Like it or not, history’s biggest and brightest indie pop acts typically only have one, maybe two great records in them, with the rapid rise and comedown often happening fast and furious. While it’s too early in Wild Nothing’s career to see where head songwriter Jack Tatum will end up, he may be treading into dangerous waters.
Following the breakout success of 2010’s Gemini, Tatum’s project has gone the route of evolution, not departure, with the sophomore follow-up Nocturne, a record that sticks close to Wild Nothing’s already-established dream pop MO. Instead of big left turns, the record presents a more refined vision of what came before, opting to zone in and flesh out the songwriter’s melancholic approach with bigger production value, adding in strings, classical guitar, synth work and a heavier electronic vibe.
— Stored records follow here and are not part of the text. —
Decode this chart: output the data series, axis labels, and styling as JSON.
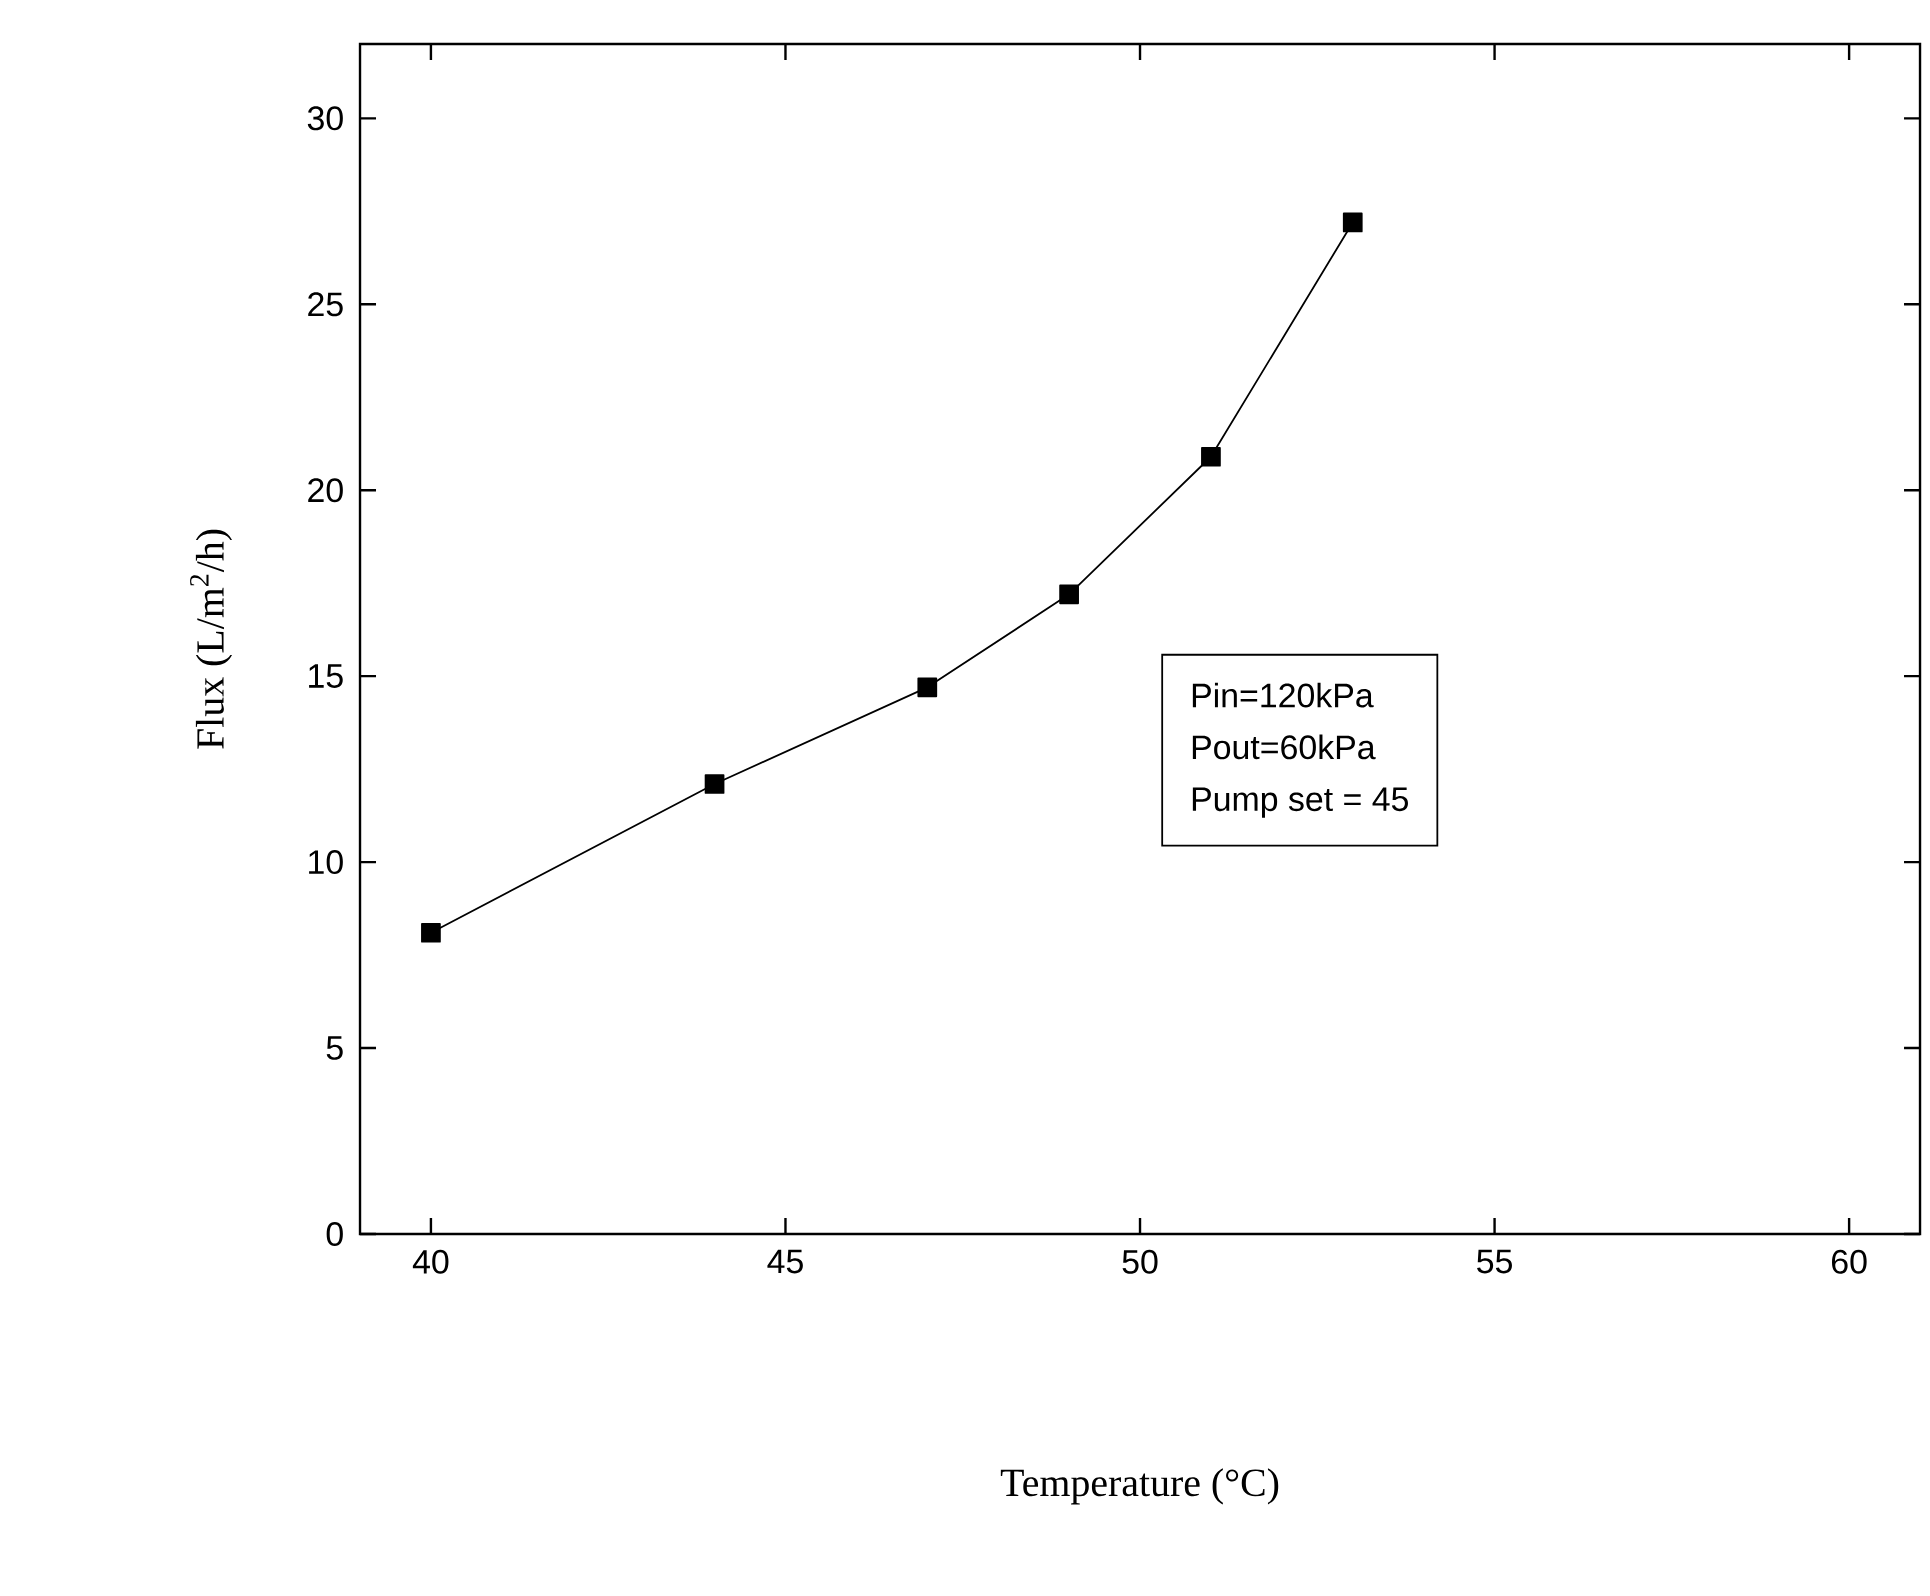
{
  "chart_data": {
    "type": "line",
    "xlabel": "Temperature (°C)",
    "ylabel": "Flux (L/m$^{2}$/h)",
    "x": [
      40,
      44,
      47,
      49,
      51,
      53
    ],
    "values": [
      8.1,
      12.1,
      14.7,
      17.2,
      20.9,
      27.2
    ],
    "color": "#000000",
    "marker": "square",
    "line_style": "solid",
    "xlim": [
      39,
      61
    ],
    "ylim": [
      0,
      32
    ],
    "xticks": [
      40,
      45,
      50,
      55,
      60
    ],
    "yticks": [
      0,
      5,
      10,
      15,
      20,
      25,
      30
    ],
    "annotations": [
      "Pin=120kPa",
      "Pout=60kPa",
      "Pump set = 45"
    ]
  }
}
It results in a cleaner, fresher, more slicked-out album, and serves as a logical progression of Wild Nothing’s debut.
That said, you can’t help but fear that Tatum might soon be written off as one-trick pony, As a whole, the album plays out beautifully, but it isn’t the work of an artist who’s big on taking chances. If you like Wild Nothing just the way it is, then no worries — you won’t be disappointed with Nocturne. But come album three, Tatum may need to dig deep and show he has some more tricks up his sleeve if he hopes to keep a fickle music-consuming public’s attention.